The bill cleared the Senate Judiciary Committee last month on a party-line vote after Republicans opposed new elements of the legislation that provide protections to immigrants and same-sex couples and raised concerns about accounting for the effectiveness of federal grants it authorizes.
Republicans hope to introduce amendments to the law and some of the seven women who spoke Thursday said they would welcome those proposals.
“This one shouldn’t be about politics. Protecting women against violence shouldn’t be a partisan issue,” said Sen. Patty Murray (D-Wash.).
But Democrats are making it a partisan issue, Senate Minority Leader Mitch McConnell (R-Ky.) charged Thursday.
Responding to reports that Senate Democrats hoped to slow debate on a bipartisan jobs measure and capitalize on the reauthorization of the domestic violence measure, McConnell said Democrats were “manufacturing fights — and 30-second television ads” instead of approving a jobs bill.

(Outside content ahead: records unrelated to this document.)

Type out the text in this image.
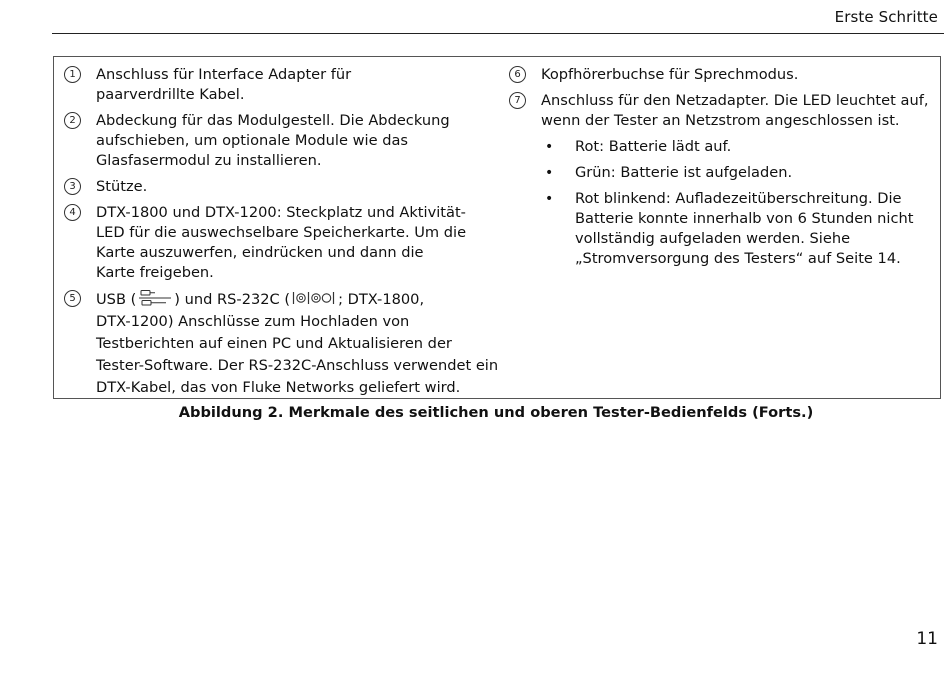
Erste Schritte
1	Anschluss für Interface Adapter für
paarverdrillte Kabel.
2	Abdeckung für das Modulgestell. Die Abdeckung
aufschieben, um optionale Module wie das
Glasfasermodul zu installieren.
3	Stütze.
4	DTX-1800 und DTX-1200: Steckplatz und Aktivität-
LED für die auswechselbare Speicherkarte. Um die
Karte auszuwerfen, eindrücken und dann die
Karte freigeben.
5	USB (	) und RS-232C (	; DTX-1800,
DTX-1200) Anschlüsse zum Hochladen von
Testberichten auf einen PC und Aktualisieren der
Tester-Software. Der RS-232C-Anschluss verwendet ein
DTX-Kabel, das von Fluke Networks geliefert wird.
6	Kopfhörerbuchse für Sprechmodus.
7	Anschluss für den Netzadapter. Die LED leuchtet auf,
wenn der Tester an Netzstrom angeschlossen ist.
• Rot: Batterie lädt auf.
• Grün: Batterie ist aufgeladen.
• Rot blinkend: Aufladezeitüberschreitung. Die
Batterie konnte innerhalb von 6 Stunden nicht
vollständig aufgeladen werden. Siehe
„Stromversorgung des Testers“ auf Seite 14.
Abbildung 2. Merkmale des seitlichen und oberen Tester-Bedienfelds (Forts.)
11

“If you’re looking for the reason Congress has a 9 percent approval rating, this is it,” McConnell said.
Indeed, Congress remains deeply unpopular, but women view it more favorably than men. A higher percentage of women approve of congressional Democrats, 39 percent, than Republicans, 26 percent, according to the latest Washington Post-ABC News poll. A separate survey by pollsters Peter Hart and Bill McInturff found recently that 51 percent of women favored Democratic control of Congress; only 36 percent wanted to see the Republicans in charge.
On Thursday the seven women urged their colleagues to join them in reauthorizing a law that expanded sentencing guidelines and provides billions of dollars in funding to law enforcement agencies, municipal agencies and nonprofit groups to help the victims of domestic violence.
During a series of speeches by the women, Sen. Dianne Feinstein (D-Calif.) directly addressed the concerns regarding immigrants and same-sex couples: “If the victim is in a same-sex relationship, is the violence any less real? Is the danger any less real because you happen to be gay or lesbian? I don’t think so. If a family comes to the country and the husband beats his wife to a bloody pulp, do we say, sorry, you’re illegal you don’t deserve any protection?”
Feinstein added: “When you call the police in America, they come, regardless of who you are.”
Sen. Lisa Murkowski (R-Alaska) — one of four GOP cosponsors, but the only one to speak about it publicly Thursday — said she believes the Senate should be primarily focused on economic issues but that she hopes for “an overwhelmingly bipartisan deal” to reauthorize the law.
“This is too important an issue for women and men and families that we not address it,” Murkowski said.